Even the big Chinese technology companies can hardly escape government control. The latest example is the transport service provider Didi. Other companies are likely to follow.Chinese companies that have large amounts of data from their customers and are listed on a foreign stock exchange are increasingly being targeted by the Beijing government. The Uber competitor Didi recently had to find out. The transport service provider went public in New York last week, although the Chinese authorities had suggested a postponement according to press reports. Shortly after the successful initial listing, those in power started investigations into violations of the handling of the data collected, whereupon the share price collapsed massively.
Since then, other companies have been scrutinized by the country’s cyber oversight: the truck rental companies Yunmanman and Huochebang and the Boss Zhipin job exchange. The background to these controls is the concern of the communist leadership that Chinese companies listed abroad could be forced by the authorities there to make their data available. To prevent this, Beijing has now introduced strict regulations to ensure the “data security, cross-border data flow and the management of confidential information” of Chinese companies whose shares are traded abroad.

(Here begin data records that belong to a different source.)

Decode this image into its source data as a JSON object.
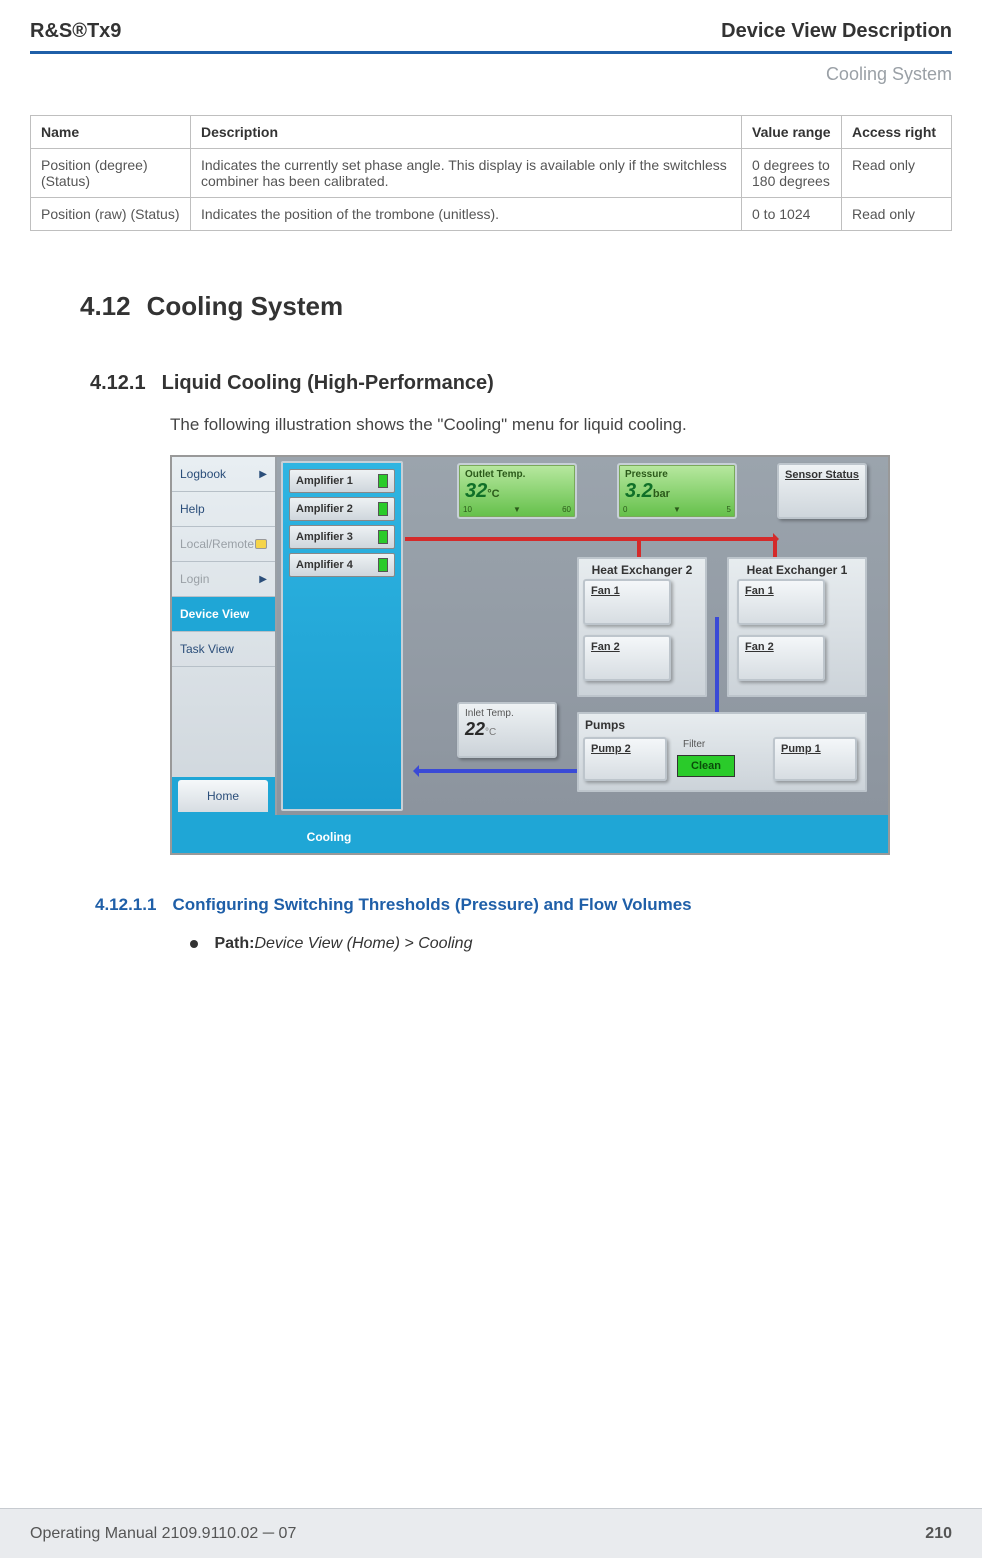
{
  "header": {
    "brand_line": "R&S®Tx9",
    "chapter": "Device View Description",
    "breadcrumb": "Cooling System"
  },
  "table": {
    "headers": {
      "name": "Name",
      "desc": "Description",
      "range": "Value range",
      "access": "Access right"
    },
    "rows": [
      {
        "name": "Position (degree) (Sta­tus)",
        "desc": "Indicates the currently set phase angle. This display is available only if the switchless combiner has been cali­brated.",
        "range": "0 degrees to 180 degrees",
        "access": "Read only"
      },
      {
        "name": "Position (raw) (Status)",
        "desc": "Indicates the position of the trombone (unitless).",
        "range": "0 to 1024",
        "access": "Read only"
      }
    ]
  },
  "sections": {
    "main_num": "4.12",
    "main_title": "Cooling System",
    "sub_num": "4.12.1",
    "sub_title": "Liquid Cooling (High-Performance)",
    "intro_text": "The following illustration shows the \"Cooling\" menu for liquid cooling.",
    "subsub_num": "4.12.1.1",
    "subsub_title": "Configuring Switching Thresholds (Pressure) and Flow Volumes",
    "path_label": "Path:",
    "path_value": "Device View (Home) > Cooling"
  },
  "ui": {
    "sidebar": {
      "items": [
        {
          "label": "Logbook"
        },
        {
          "label": "Help"
        },
        {
          "label": "Local/Remote"
        },
        {
          "label": "Login"
        },
        {
          "label": "Device View"
        },
        {
          "label": "Task View"
        }
      ],
      "home_tab": "Home",
      "cooling_tab": "Cooling"
    },
    "amplifiers": [
      "Amplifier 1",
      "Amplifier 2",
      "Amplifier 3",
      "Amplifier 4"
    ],
    "outlet": {
      "label": "Outlet Temp.",
      "value": "32",
      "unit": "°C",
      "min": "10",
      "max": "60"
    },
    "pressure": {
      "label": "Pressure",
      "value": "3.2",
      "unit": "bar",
      "min": "0",
      "max": "5"
    },
    "sensor_status": "Sensor Status",
    "hx1": {
      "title": "Heat Exchanger 1",
      "fan1": "Fan 1",
      "fan2": "Fan 2"
    },
    "hx2": {
      "title": "Heat Exchanger 2",
      "fan1": "Fan 1",
      "fan2": "Fan 2"
    },
    "inlet": {
      "label": "Inlet Temp.",
      "value": "22",
      "unit": "°C"
    },
    "pumps": {
      "title": "Pumps",
      "pump1": "Pump 1",
      "pump2": "Pump 2",
      "filter": "Filter",
      "clean": "Clean"
    }
  },
  "footer": {
    "left": "Operating Manual 2109.9110.02 ─ 07",
    "right": "210"
  }
}
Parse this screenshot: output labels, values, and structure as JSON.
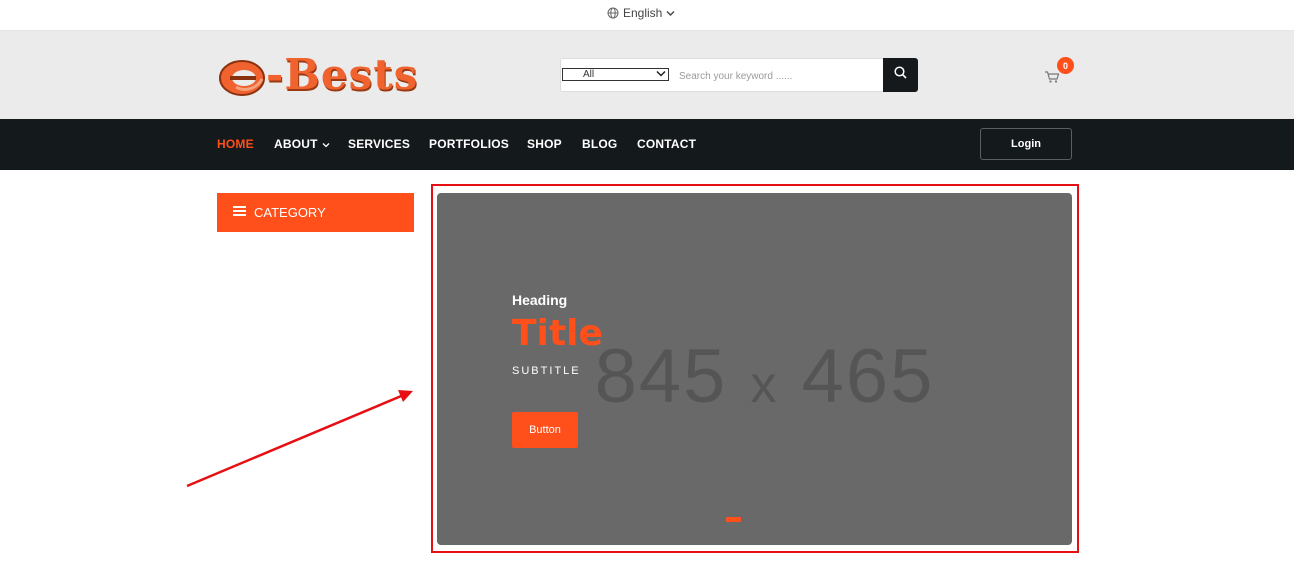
{
  "topbar": {
    "language": "English",
    "globe_icon": "globe-icon",
    "chevron_icon": "chevron-down-icon"
  },
  "header": {
    "logo_text": "-Bests",
    "search": {
      "category_value": "All",
      "placeholder": "Search your keyword ......"
    },
    "cart_count": "0"
  },
  "nav": {
    "items": [
      {
        "label": "HOME",
        "active": true
      },
      {
        "label": "ABOUT",
        "dropdown": true
      },
      {
        "label": "SERVICES"
      },
      {
        "label": "PORTFOLIOS"
      },
      {
        "label": "SHOP"
      },
      {
        "label": "BLOG"
      },
      {
        "label": "CONTACT"
      }
    ],
    "login_label": "Login"
  },
  "sidebar": {
    "category_label": "CATEGORY"
  },
  "slider": {
    "placeholder_width": "845",
    "placeholder_x": "x",
    "placeholder_height": "465",
    "heading": "Heading",
    "title": "Title",
    "subtitle": "SUBTITLE",
    "button_label": "Button"
  },
  "colors": {
    "accent": "#ff4f1a",
    "nav_bg": "#14191c",
    "header_bg": "#ebebeb",
    "slide_bg": "#696969",
    "highlight": "#e60f14"
  }
}
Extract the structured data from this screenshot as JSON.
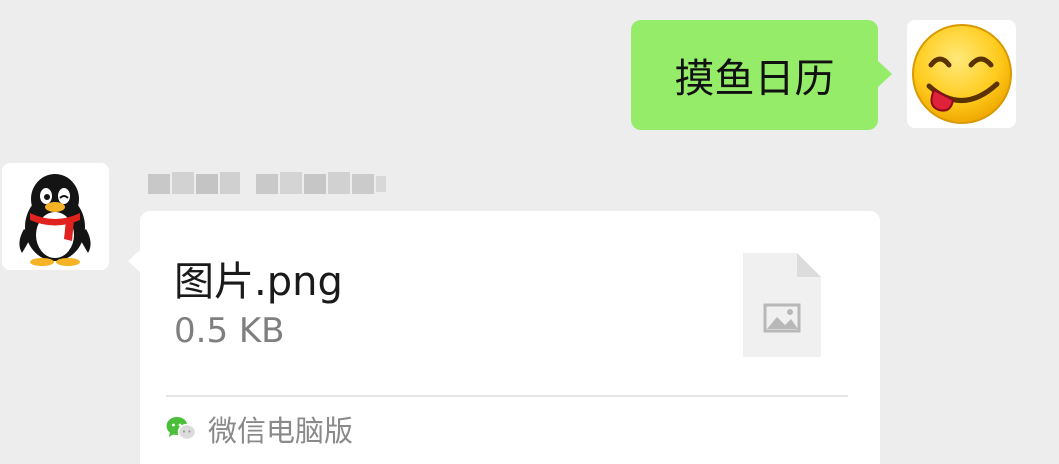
{
  "outgoing": {
    "text": "摸鱼日历",
    "bubble_color": "#95ec69"
  },
  "self": {
    "avatar_icon": "grinning-tongue-emoji-icon"
  },
  "incoming": {
    "avatar_icon": "qq-penguin-icon",
    "sender_name_icon": "blurred-name-icon",
    "file": {
      "name": "图片.png",
      "size": "0.5 KB",
      "type_icon": "image-file-icon"
    },
    "source": {
      "label": "微信电脑版",
      "icon": "wechat-icon",
      "icon_color": "#4cbf3a"
    }
  }
}
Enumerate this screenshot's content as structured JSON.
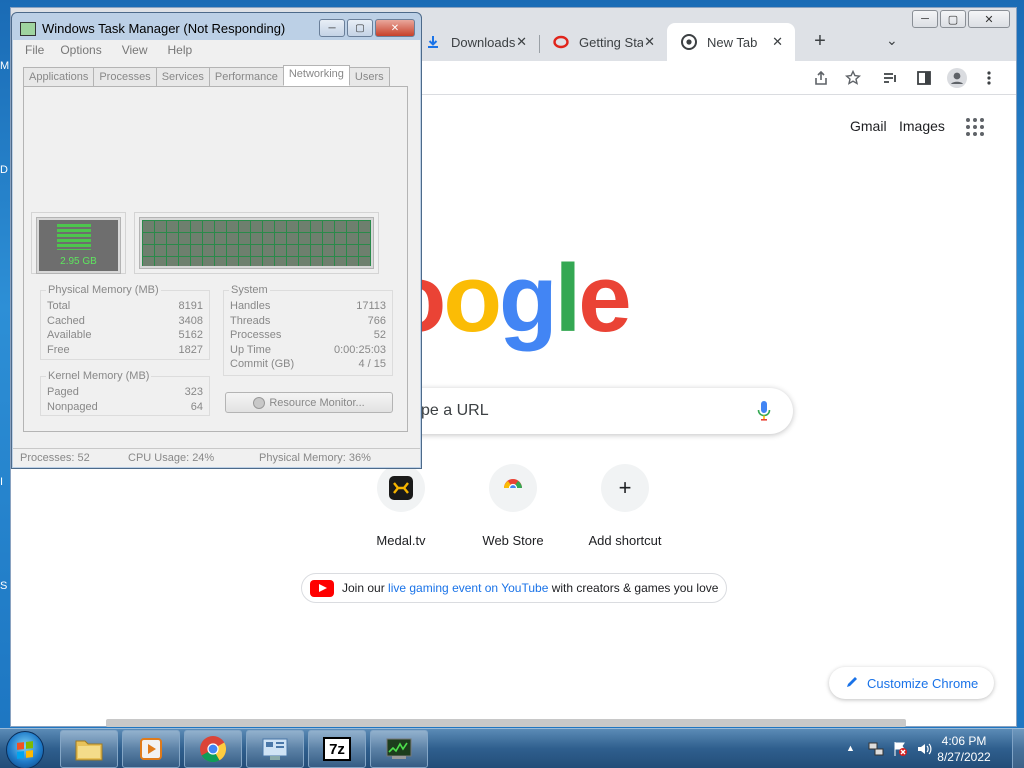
{
  "desktop": {
    "fragments": [
      "M",
      "D",
      "I",
      "S"
    ]
  },
  "chrome": {
    "window_controls": {
      "minimize": "─",
      "maximize": "▢",
      "close": "✕"
    },
    "tabs": [
      {
        "title": "Downloads",
        "icon": "download-icon"
      },
      {
        "title": "Getting Star",
        "icon": "opera-icon"
      },
      {
        "title": "New Tab",
        "icon": "chrome-icon",
        "active": true
      }
    ],
    "tab_close": "✕",
    "new_tab": "+",
    "tab_search": "⌄",
    "toolbar_icons": [
      "share-icon",
      "bookmark-star-icon",
      "media-controls-icon",
      "side-panel-icon",
      "profile-icon",
      "menu-icon"
    ],
    "ntp": {
      "gmail": "Gmail",
      "images": "Images",
      "logo": "Google",
      "logo_colors": [
        "#4285f4",
        "#ea4335",
        "#fbbc05",
        "#4285f4",
        "#34a853",
        "#ea4335"
      ],
      "search_placeholder": "Search Google or type a URL",
      "search_visible": "pe a URL",
      "shortcuts": [
        {
          "label": "Medal.tv",
          "icon": "medal-icon"
        },
        {
          "label": "Web Store",
          "icon": "webstore-icon"
        },
        {
          "label": "Add shortcut",
          "icon": "plus-icon",
          "glyph": "+"
        }
      ],
      "promo": {
        "pre": "Join our ",
        "link": "live gaming event on YouTube",
        "post": " with creators & games you love"
      },
      "customize": "Customize Chrome"
    }
  },
  "taskmgr": {
    "title": "Windows Task Manager (Not Responding)",
    "menu": [
      "File",
      "Options",
      "View",
      "Help"
    ],
    "tabs": [
      "Applications",
      "Processes",
      "Services",
      "Performance",
      "Networking",
      "Users"
    ],
    "active_tab": "Networking",
    "mem_gauge_label": "2.95 GB",
    "physical_memory": {
      "title": "Physical Memory (MB)",
      "rows": [
        {
          "k": "Total",
          "v": "8191"
        },
        {
          "k": "Cached",
          "v": "3408"
        },
        {
          "k": "Available",
          "v": "5162"
        },
        {
          "k": "Free",
          "v": "1827"
        }
      ]
    },
    "kernel_memory": {
      "title": "Kernel Memory (MB)",
      "rows": [
        {
          "k": "Paged",
          "v": "323"
        },
        {
          "k": "Nonpaged",
          "v": "64"
        }
      ]
    },
    "system": {
      "title": "System",
      "rows": [
        {
          "k": "Handles",
          "v": "17113"
        },
        {
          "k": "Threads",
          "v": "766"
        },
        {
          "k": "Processes",
          "v": "52"
        },
        {
          "k": "Up Time",
          "v": "0:00:25:03"
        },
        {
          "k": "Commit (GB)",
          "v": "4 / 15"
        }
      ]
    },
    "resource_monitor": "Resource Monitor...",
    "status": {
      "processes": "Processes: 52",
      "cpu": "CPU Usage: 24%",
      "memory": "Physical Memory: 36%"
    }
  },
  "taskbar": {
    "pinned": [
      "explorer-icon",
      "media-player-icon",
      "chrome-icon",
      "control-panel-icon",
      "7zip-icon",
      "task-manager-icon"
    ],
    "sevenzip_label": "7z",
    "tray_icons": [
      "show-hidden-icons-icon",
      "network-icon",
      "action-center-icon",
      "volume-icon"
    ],
    "tray_up": "▲",
    "time": "4:06 PM",
    "date": "8/27/2022"
  }
}
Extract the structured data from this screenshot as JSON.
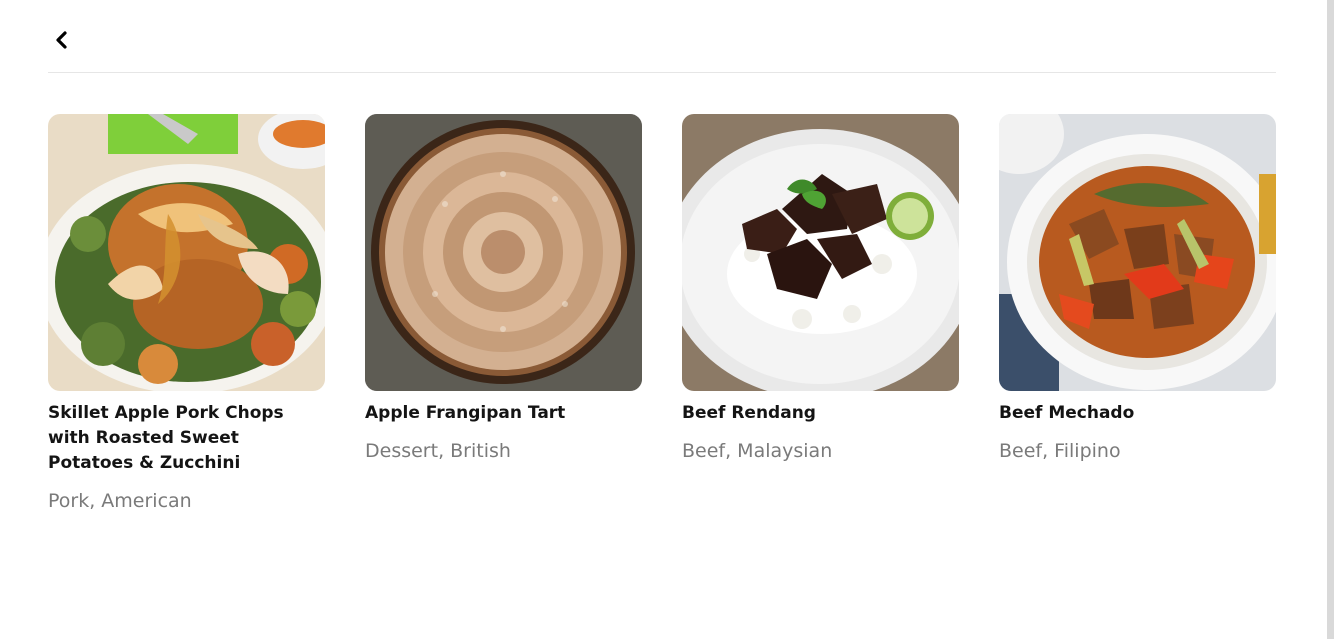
{
  "header": {
    "back_icon": "chevron-left-icon"
  },
  "recipes": [
    {
      "title": "Skillet Apple Pork Chops with Roasted Sweet Potatoes & Zucchini",
      "tags": "Pork, American"
    },
    {
      "title": "Apple Frangipan Tart",
      "tags": "Dessert, British"
    },
    {
      "title": "Beef Rendang",
      "tags": "Beef, Malaysian"
    },
    {
      "title": "Beef Mechado",
      "tags": "Beef, Filipino"
    }
  ],
  "colors": {
    "title": "#141414",
    "tags": "#7a7a7a",
    "divider": "#e6e6e6"
  }
}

Fear of data being stolen by Americans
As the news agency dpa quotes from the new regulation, it is now also ensured that Chinese capital market laws are applied and pursued abroad. Furthermore, the regulations for the admission of Chinese companies to IPOs abroad are being revised. This is likely to make it more difficult for Chinese companies to have access to stock exchange listings abroad – with corresponding consequences for these companies to raise capital. The extent to which the government is concerned about the handling of the large amounts of data from Chinese technology companies abroad is also shown by the statements of a spokesman for the Beijing Foreign Ministry. He recently named the US as the “greatest threat to global cybersecurity”. He criticized the surveillance of the USA “at home and abroad” and accused them of data theft and invasion of privacy. “It is the US that forced companies to install backdoors and obtained user data.”
Dangerous market power
The number of companies listed in the US has risen sharply in the past seven months, regardless of the political tensions between Washington and Beijing. In the first half of the year, Chinese companies collected a share of a third of the proceeds from IPOs worldwide – more than corporations from any other country, reports the Hong Kong newspaper “South China Morning Post”. Around 250 Chinese companies are currently listed in the USA. Experts fear that tech giants, such as the Amazon competitor Alibaba, the search engine operator Baidu or the gaming and payment service provider Tencent, which have so far been funded by the government, will also be targeted by cyber supervision because of their large amounts of data and their stock exchange listing abroad. While the West is very reluctant to regulate the big tech companies, the Communist Party has recognized how dangerous the market power of platform companies is for its political system and is therefore proceeding rigorously, said Sebastian Heilmann, Professor of Politics and Economics in China at the University of Trier, the “Handelsblatt”. China’s party headquarters are at the forefront of political and economic power, and that also applies to the data economy, said, Heilmann.
Retreat from Hong Kong?
US companies such as Google, Twitter and Facebook are considering withdrawing from Hong Kong because of the stricter data protection. There the government plans to take action against “doxxing” – a kind of cyber harassment in which private information is spread online. During the 2019 protests, government opponents disclosed personal information about police officers or their families. This led to threats against those affected. The law could be passed this month by the constrained Hong Kong parliament.